Aussi ce nouveau partenariat inédit va permettre, selon toujours le communiqué, de renforce la collaboration entre les quatre pays du Sahel et le Groupe de la Banque mondiale, grâce à une approche intégrée d’« Un seul Groupe de la Banque mondiale ».
‘’ Il mobilise les atouts complémentaires de l’Association internationale de développement (IDA), de la Société financière internationale (IFC) et de l’Agence multilatérale de garantie des investissements (MIGA) afin d’élargir l’accès des micros, petites et moyennes entreprises (MPME) au financement, de renforcer les chaînes d’approvisionnement et de créer davantage d’emplois de meilleure qualité ‘’ précise le communiqué.
« Les CPF placeront les populations au cœur de l’action et renforceront l’intégration transfrontalière pour un développement équilibré dans le Sahel », a souligné Clara de Sousa, directrice de division pour le Burkina Faso, le Mali, le Niger et le Tchad.
Aussi « Ils cibleront des secteurs à fort potentiel d’emplois, soutiendront des programmes régionaux et des projets transfrontaliers à fort impact. Soutenant les initiatives clés du Groupe de la Banque mondiale en santé (Couverture santé universelle), électricité (Mission 300) et agriculture (Agriconnect), ils accompagnent la vision d’un Sahel pacifié et réconcilié, offrant des perspectives économiques durables aux millions de jeunes sahéliens. »
Les nouveaux CPF sont étroitement alignés sur les priorités nationales de développement des pays du Sahel central souligne le communiqué, ‘’le Programme de refondation de la République (PRR) du Niger, le Plan national de développement Tchad Connexion 2030, la Stratégie nationale pour l’émergence et le développement durable (SNEDD 2024‐2033) du Mali, ainsi que le Plan national de développement (PND) 2026-2030, relance du Burkina Faso ‘’.

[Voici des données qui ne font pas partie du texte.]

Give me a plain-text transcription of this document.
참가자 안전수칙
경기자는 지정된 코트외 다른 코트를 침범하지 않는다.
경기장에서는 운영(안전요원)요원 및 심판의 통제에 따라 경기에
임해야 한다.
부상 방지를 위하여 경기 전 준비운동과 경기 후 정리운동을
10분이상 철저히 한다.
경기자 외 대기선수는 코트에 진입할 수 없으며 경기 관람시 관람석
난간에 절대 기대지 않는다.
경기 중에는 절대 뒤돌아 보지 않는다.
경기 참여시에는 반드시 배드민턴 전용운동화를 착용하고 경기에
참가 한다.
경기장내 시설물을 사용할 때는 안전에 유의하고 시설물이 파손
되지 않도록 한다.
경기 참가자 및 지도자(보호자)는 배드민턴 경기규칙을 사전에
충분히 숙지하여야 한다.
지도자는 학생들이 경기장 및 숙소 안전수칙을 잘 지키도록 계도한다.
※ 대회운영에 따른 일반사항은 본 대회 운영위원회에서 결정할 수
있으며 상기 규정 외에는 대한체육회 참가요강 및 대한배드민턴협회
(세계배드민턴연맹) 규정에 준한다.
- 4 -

Selon toujours la source ‘’ ces cadres stratégiques mettent l’accent sur le renforcement de la gouvernance, la diversification économique et l’accélération d’une croissance inclusive et résiliente portée par le secteur privé ‘’.
Olivier Buyoya, directeur de division d’IFC pour l’Afrique de l’Ouest, a précisé que « Un secteur privé fort et innovant est primordial pour attirer l’investissement, accroître la productivité, créer des emplois et renforcer la résilience économique face aux chocs exogènes et endogènes ».
Il a également rappelé que ‘’ Dans les pays du Sahel central, un écosystème dynamique de petites et moyennes entreprises, appuyé par des investissements privés et des réformes incitatives, notamment dans l’énergie et l’agro-industrie, est essentiel pour convertir le potentiel économique de la région en progrès socio-économiques tangibles. »
‘’Malgré l’insécurité, l’enclavement et les freins à l’investissement au Sahel central, la MIGA mise sur les actions de l’IDA et de l’IFC, ainsi que sur sa Plateforme de garanties, pour sécuriser et maintenir les flux d’investissement vers les MPME, en travaillant étroitement avec les investisseurs actifs ‘’ a conclu Muhamet Bamba Fall, directeur Industries.